A few thoughts whilst reading through the thread...
At least in the radio-control world, where my experience lies, large electric setups running at up to 5 horsepower or so are now quite common. A typical setup for an electric helicopter may have a 500g motor putting out about 4 kW. Over the past year or two they suddenly came of age. They're clean, reliable, quiet... last time I showed up at a flying field there were no IC engines in sight. The only maintainence they need is to lubricate the bearings - though motors to drive large propellers may be lighter and more efficient if they also incorporate a gearbox, which would obviously increase complexity. The main failure modes are for the bearings to give up, to shed rare-earth magnets which are epoxied into place, or if they're overheated then the magnets weaken.
Brushless motors from reputable brands are very reliable - unfortunately the same can't be said for the speed controllers (ESCs) that drive them. If they go wrong, they have a nasty habit of starting battery fires and burning out expensive motors. They often cost more than the motors they drive, and judging by the number of product recalls, designing a reliable one can't be nearly as easy as it looks. The basic circuit involves bridges - i.e. two switches in series which, if both turned on at the same time, will short circuit the battery.

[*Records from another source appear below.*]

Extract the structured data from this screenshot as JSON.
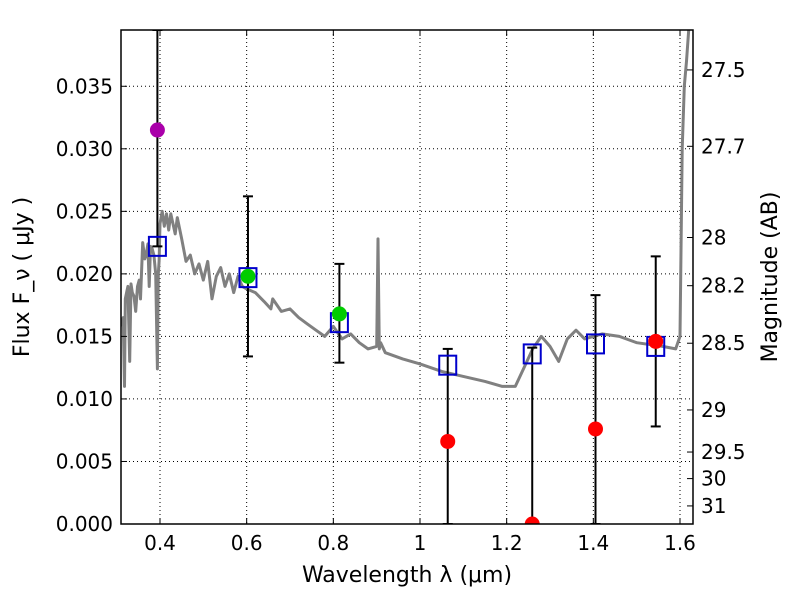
{
  "chart_data": {
    "type": "scatter",
    "xlabel": "Wavelength  λ (μm)",
    "ylabel": "Flux  F_ν  ( μJy )",
    "y2label": "Magnitude (AB)",
    "xlim": [
      0.31,
      1.63
    ],
    "ylim": [
      0.0,
      0.0395
    ],
    "grid": true,
    "x_ticks": [
      0.4,
      0.6,
      0.8,
      1.0,
      1.2,
      1.4,
      1.6
    ],
    "x_tick_labels": [
      "0.4",
      "0.6",
      "0.8",
      "1",
      "1.2",
      "1.4",
      "1.6"
    ],
    "y_ticks": [
      0.0,
      0.005,
      0.01,
      0.015,
      0.02,
      0.025,
      0.03,
      0.035
    ],
    "y_tick_labels": [
      "0.000",
      "0.005",
      "0.010",
      "0.015",
      "0.020",
      "0.025",
      "0.030",
      "0.035"
    ],
    "y2_ticks": [
      27.5,
      27.7,
      28,
      28.2,
      28.5,
      29,
      29.5,
      30,
      31
    ],
    "y2_tick_labels": [
      "27.5",
      "27.7",
      "28",
      "28.2",
      "28.5",
      "29",
      "29.5",
      "30",
      "31"
    ],
    "sed_color": "#808080",
    "sed_template": {
      "x": [
        0.31,
        0.315,
        0.318,
        0.32,
        0.323,
        0.326,
        0.33,
        0.333,
        0.336,
        0.34,
        0.344,
        0.348,
        0.352,
        0.355,
        0.36,
        0.365,
        0.368,
        0.372,
        0.375,
        0.378,
        0.382,
        0.386,
        0.39,
        0.394,
        0.396,
        0.398,
        0.4,
        0.405,
        0.41,
        0.415,
        0.42,
        0.425,
        0.43,
        0.435,
        0.44,
        0.45,
        0.46,
        0.47,
        0.48,
        0.49,
        0.5,
        0.51,
        0.52,
        0.53,
        0.54,
        0.55,
        0.56,
        0.57,
        0.58,
        0.59,
        0.6,
        0.62,
        0.64,
        0.656,
        0.66,
        0.68,
        0.7,
        0.72,
        0.74,
        0.76,
        0.78,
        0.8,
        0.82,
        0.84,
        0.86,
        0.88,
        0.9,
        0.903,
        0.906,
        0.909,
        0.92,
        0.96,
        1.0,
        1.05,
        1.1,
        1.15,
        1.19,
        1.22,
        1.24,
        1.26,
        1.28,
        1.3,
        1.32,
        1.34,
        1.36,
        1.38,
        1.4,
        1.42,
        1.46,
        1.5,
        1.56,
        1.59,
        1.6,
        1.605,
        1.61,
        1.615,
        1.62
      ],
      "y": [
        0.0158,
        0.0165,
        0.011,
        0.018,
        0.0185,
        0.019,
        0.013,
        0.0192,
        0.0185,
        0.0182,
        0.017,
        0.019,
        0.0195,
        0.018,
        0.0225,
        0.0212,
        0.0215,
        0.0224,
        0.019,
        0.0222,
        0.022,
        0.0215,
        0.02,
        0.0124,
        0.02,
        0.021,
        0.024,
        0.025,
        0.0238,
        0.0248,
        0.0235,
        0.0248,
        0.024,
        0.0232,
        0.0245,
        0.0228,
        0.021,
        0.0215,
        0.02,
        0.0208,
        0.0195,
        0.021,
        0.018,
        0.0198,
        0.0205,
        0.019,
        0.02,
        0.0185,
        0.0198,
        0.019,
        0.0188,
        0.0185,
        0.0178,
        0.0172,
        0.018,
        0.017,
        0.0172,
        0.0165,
        0.016,
        0.0155,
        0.015,
        0.0158,
        0.0148,
        0.0152,
        0.0145,
        0.014,
        0.0142,
        0.0228,
        0.014,
        0.0145,
        0.0137,
        0.0132,
        0.0128,
        0.0122,
        0.0118,
        0.0114,
        0.011,
        0.011,
        0.0125,
        0.014,
        0.015,
        0.0142,
        0.013,
        0.0148,
        0.0155,
        0.0148,
        0.015,
        0.0152,
        0.015,
        0.0145,
        0.0142,
        0.014,
        0.015,
        0.03,
        0.035,
        0.037,
        0.0395
      ]
    },
    "series": [
      {
        "name": "model_photometry",
        "marker": "square",
        "color": "#0000cc",
        "x": [
          0.394,
          0.603,
          0.814,
          1.064,
          1.259,
          1.405,
          1.544
        ],
        "y": [
          0.0222,
          0.0197,
          0.0161,
          0.0127,
          0.0136,
          0.0144,
          0.0142
        ]
      },
      {
        "name": "observed_detections",
        "marker": "circle",
        "x": [
          0.394,
          0.603,
          0.814,
          1.064,
          1.405,
          1.544
        ],
        "y": [
          0.0315,
          0.0198,
          0.0168,
          0.0066,
          0.0076,
          0.0146
        ],
        "yerr_low": [
          0.0222,
          0.0134,
          0.0129,
          0.0,
          0.0,
          0.0078
        ],
        "yerr_high": [
          0.0395,
          0.0262,
          0.0208,
          0.014,
          0.0183,
          0.0214
        ],
        "colors": [
          "#aa00aa",
          "#00cc00",
          "#00cc00",
          "#ff0000",
          "#ff0000",
          "#ff0000"
        ]
      },
      {
        "name": "observed_nondetection",
        "marker": "circle",
        "x": [
          1.259
        ],
        "y": [
          0.0
        ],
        "yerr_low": [
          0.0
        ],
        "yerr_high": [
          0.0141
        ],
        "colors": [
          "#ff0000"
        ]
      }
    ]
  }
}
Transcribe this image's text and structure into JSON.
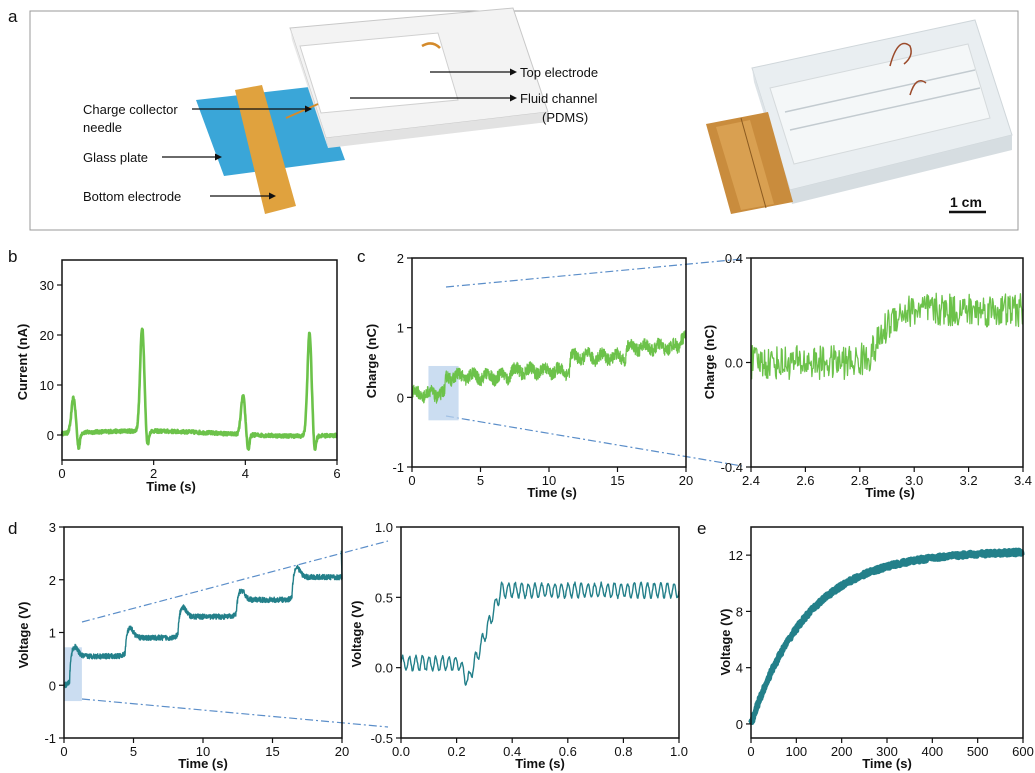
{
  "panel_labels": [
    "a",
    "b",
    "c",
    "d",
    "e"
  ],
  "device": {
    "labels": {
      "top_electrode": "Top electrode",
      "fluid_channel_1": "Fluid channel",
      "fluid_channel_2": "(PDMS)",
      "charge_collector_1": "Charge collector",
      "charge_collector_2": "needle",
      "glass_plate": "Glass plate",
      "bottom_electrode": "Bottom electrode"
    },
    "scale_bar": "1 cm",
    "colors": {
      "glass": "#3aa6d8",
      "copper": "#e0a23e",
      "pdms": "#eeeeee"
    }
  },
  "colors": {
    "green": "#6cc24a",
    "teal": "#23808a",
    "highlight": "#b9d2ec",
    "zoom_line": "#5b8ec9"
  },
  "chart_data": [
    {
      "id": "b",
      "type": "line",
      "xlabel": "Time (s)",
      "ylabel": "Current (nA)",
      "xlim": [
        0,
        6
      ],
      "ylim": [
        -5,
        35
      ],
      "xticks": [
        "0",
        "2",
        "4",
        "6"
      ],
      "yticks": [
        "0",
        "10",
        "20",
        "30"
      ],
      "baseline": 0.3,
      "peaks": [
        {
          "x": 0.25,
          "y": 7.3
        },
        {
          "x": 1.75,
          "y": 21
        },
        {
          "x": 3.95,
          "y": 8
        },
        {
          "x": 5.4,
          "y": 21
        }
      ]
    },
    {
      "id": "c1",
      "type": "line",
      "xlabel": "Time (s)",
      "ylabel": "Charge (nC)",
      "xlim": [
        0,
        20
      ],
      "ylim": [
        -1,
        2
      ],
      "xticks": [
        "0",
        "5",
        "10",
        "15",
        "20"
      ],
      "yticks": [
        "-1",
        "0",
        "1",
        "2"
      ],
      "steps": [
        {
          "x": 0,
          "y": 0.05
        },
        {
          "x": 2.4,
          "y": 0.3
        },
        {
          "x": 7.1,
          "y": 0.38
        },
        {
          "x": 11.5,
          "y": 0.58
        },
        {
          "x": 15.6,
          "y": 0.72
        },
        {
          "x": 19.5,
          "y": 0.88
        }
      ],
      "zoom_range": [
        1.2,
        3.4
      ]
    },
    {
      "id": "c2",
      "type": "line",
      "xlabel": "Time (s)",
      "ylabel": "Charge (nC)",
      "xlim": [
        2.4,
        3.4
      ],
      "ylim": [
        -0.4,
        0.4
      ],
      "xticks": [
        "2.4",
        "2.6",
        "2.8",
        "3.0",
        "3.2",
        "3.4"
      ],
      "yticks": [
        "-0.4",
        "0.0",
        "0.4"
      ],
      "level_before": 0.0,
      "level_after": 0.2,
      "step_x": 2.88
    },
    {
      "id": "d1",
      "type": "line",
      "xlabel": "Time (s)",
      "ylabel": "Voltage (V)",
      "xlim": [
        0,
        20
      ],
      "ylim": [
        -1,
        3
      ],
      "xticks": [
        "0",
        "5",
        "10",
        "15",
        "20"
      ],
      "yticks": [
        "-1",
        "0",
        "1",
        "2",
        "3"
      ],
      "steps": [
        {
          "x": 0,
          "y": 0.0
        },
        {
          "x": 0.4,
          "y": 0.55
        },
        {
          "x": 4.4,
          "y": 0.9
        },
        {
          "x": 8.2,
          "y": 1.3
        },
        {
          "x": 12.4,
          "y": 1.62
        },
        {
          "x": 16.4,
          "y": 2.05
        }
      ],
      "zoom_range": [
        0,
        1.0
      ]
    },
    {
      "id": "d2",
      "type": "line",
      "xlabel": "Time (s)",
      "ylabel": "Voltage (V)",
      "xlim": [
        0,
        1
      ],
      "ylim": [
        -0.5,
        1
      ],
      "xticks": [
        "0.0",
        "0.2",
        "0.4",
        "0.6",
        "0.8",
        "1.0"
      ],
      "yticks": [
        "-0.5",
        "0.0",
        "0.5",
        "1.0"
      ],
      "level_before": 0.03,
      "level_after": 0.55,
      "dip": {
        "x": 0.24,
        "y": -0.1
      },
      "rise_end": 0.36
    },
    {
      "id": "e",
      "type": "line",
      "xlabel": "Time (s)",
      "ylabel": "Voltage (V)",
      "xlim": [
        0,
        600
      ],
      "ylim": [
        -1,
        14
      ],
      "xticks": [
        "0",
        "100",
        "200",
        "300",
        "400",
        "500",
        "600"
      ],
      "yticks": [
        "0",
        "4",
        "8",
        "12"
      ],
      "plateau": 12.3,
      "time_constant": 125
    }
  ]
}
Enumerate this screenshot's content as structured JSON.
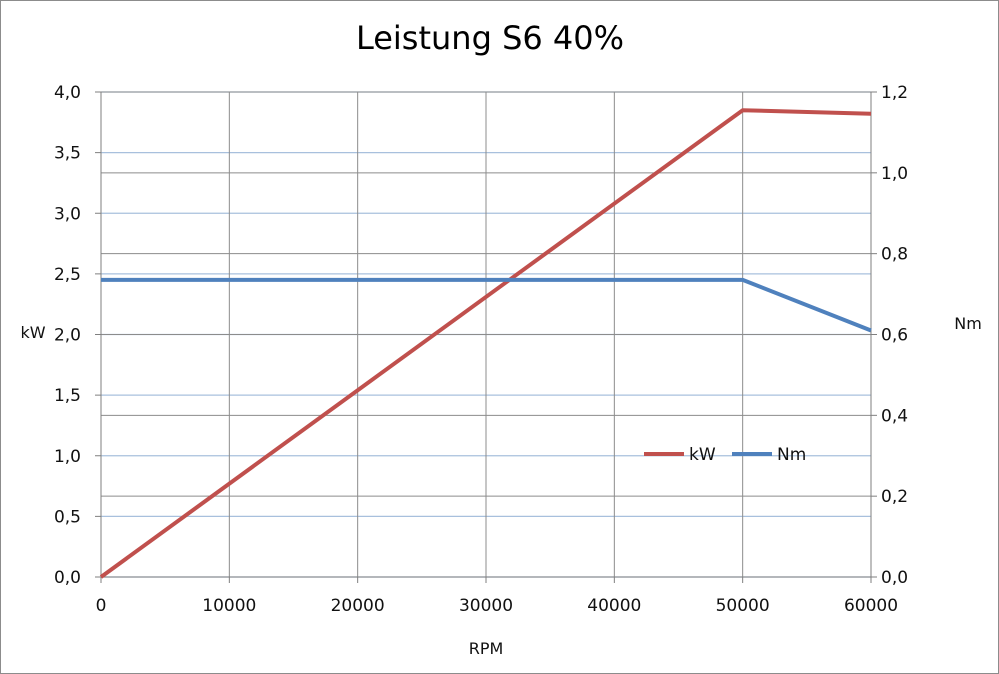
{
  "chart_data": {
    "type": "line",
    "title": "Leistung S6 40%",
    "xlabel": "RPM",
    "ylabel_left": "kW",
    "ylabel_right": "Nm",
    "xlim": [
      0,
      60000
    ],
    "ylim_left": [
      0,
      4.0
    ],
    "ylim_right": [
      0,
      1.2
    ],
    "x_ticks": [
      "0",
      "10000",
      "20000",
      "30000",
      "40000",
      "50000",
      "60000"
    ],
    "y_left_ticks": [
      "0,0",
      "0,5",
      "1,0",
      "1,5",
      "2,0",
      "2,5",
      "3,0",
      "3,5",
      "4,0"
    ],
    "y_right_ticks": [
      "0,0",
      "0,2",
      "0,4",
      "0,6",
      "0,8",
      "1,0",
      "1,2"
    ],
    "grid": true,
    "legend_position": "right-middle",
    "series": [
      {
        "name": "kW",
        "axis": "left",
        "color": "#c0504d",
        "x": [
          0,
          50000,
          60000
        ],
        "y": [
          0.0,
          3.85,
          3.82
        ]
      },
      {
        "name": "Nm",
        "axis": "right",
        "color": "#4f81bd",
        "x": [
          0,
          50000,
          60000
        ],
        "y": [
          0.735,
          0.735,
          0.61
        ]
      }
    ]
  }
}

Cooling is a perfectly tractable problem. One of the great advantages of an 85% efficient motor is that it generates much less waste heat than an ic engine of equivalent power output - you don't need to remove 100kW of heat from a 100kW motor as someone mentioned previously. Most model aircraft motors incorporate centrifugal fans, though I'd wonder whether these would still be effective on a propeller driven aircraft operating at a much lower RPM.
Rare-earth scarcity is going to be an issue in the short term. It's already pushing the prices of brushless motors up quite considerably. Prices for small motors have just about doubled over the past 5 years. However, new mines will come on line in the next few years, and there are research projects to develop magnets based on the commoner rare earths. My guess is that this will be a much bigger issue for cars than aircraft where cost will be less of an issue, and weight more important. At present, a 5KW motor costs about £150. Lithium scarcity (for the batteries) is another potential problem.
I don't really know enough to comment on whether electric aircraft will cause problems for electricity grids. I suspect not - for pleasure flying, overnight charging will probably be practical. Airfields could have on-site generators. Batteries in aircraft that had been charged overnight but were not currently in operation could be used to charge other aircraft by day. Microlights that only get used once a week for an hour of pleasure flying could possibly get by with a big solar panel.
Electric motors are different from IC engines. They're physically smaller for the same power output. After a certain size, big motors aren't much more efficient than small motors, and two smallish motors aren't much more expensive than a single bigger motor because a lot of the cost is in the materials - they're mechanically much simpler than IC engines of any variety.
Batteries are also different from fuel. They don't get lighter as you run them down. On the upside, this means that their center of gravity doesn't change and their placement in a new-design aircraft can be more flexible. We've talked a lot about energy density, but something that has only been touched on is that power density for an electric aircraft is potentially much greater than for an IC one - even a jet. My model helicopter's batteries can supply 60C at 36v at a weight of 1kg and a total capacity of 4 amp hours. In other words, about 10 horsepower per kilogram... for a whole minute. A 10 horsepower motor will weigh another kilogram... so all in all we get about 5 horsepower/kilo. 200 kg of batteries and motor... 1000 horses, instantly available at practically any altitude. This might not be sensible, but in between this hypothetical aircraft and the electric motor gliders currently being built, there may be some rather interesting compromises.
So, whilst in many cases it might be straightforward to bolt them on to existing airframes, aircraft designed for electric power from the outset will probably look quite different from existing models. You could build a twin or triple with very minimalist engine pods that cost very little more than a single. You could perhaps build a 500kg ducted fan aircraft that would outfly most military aircraft, for a while minute. An electric VTOL jump-jet. A simpler gyrocopter with one motor to do the pre-spin, and a separate motor for the propeller. With regenerative charging of the batteries, you could slope soar for an hour or two and generate enough power to do a long cross country flight.
Batteries, unfortunately, are the key. Lithium polymer batteries only last a few hundred charges, even when you take good care of them. A123 lithium-Fe batteries are much better and can last thousands of charges, but weigh about 20% more per unit of usable energy (if you discharge LiPo past 85% of rated capacity their lifetimes are shortened considerably - LiFe are much more forgiving). Lithium polymer also burst into a ball of flames if you puncture them, but you can drive a nail through an A123 battery and it just gets mildly unhappy. The last I heard, Lithium air batteries had the capacity, but not the discharge rates required for sustained flight, but I haven't looked into it for a while. Anyway, if we ever do get a battery with the capacity of Li-air and the robustness and safety of A123, then things could get quite exciting, though I agree it's likely to take a little while for the changes to percolate through.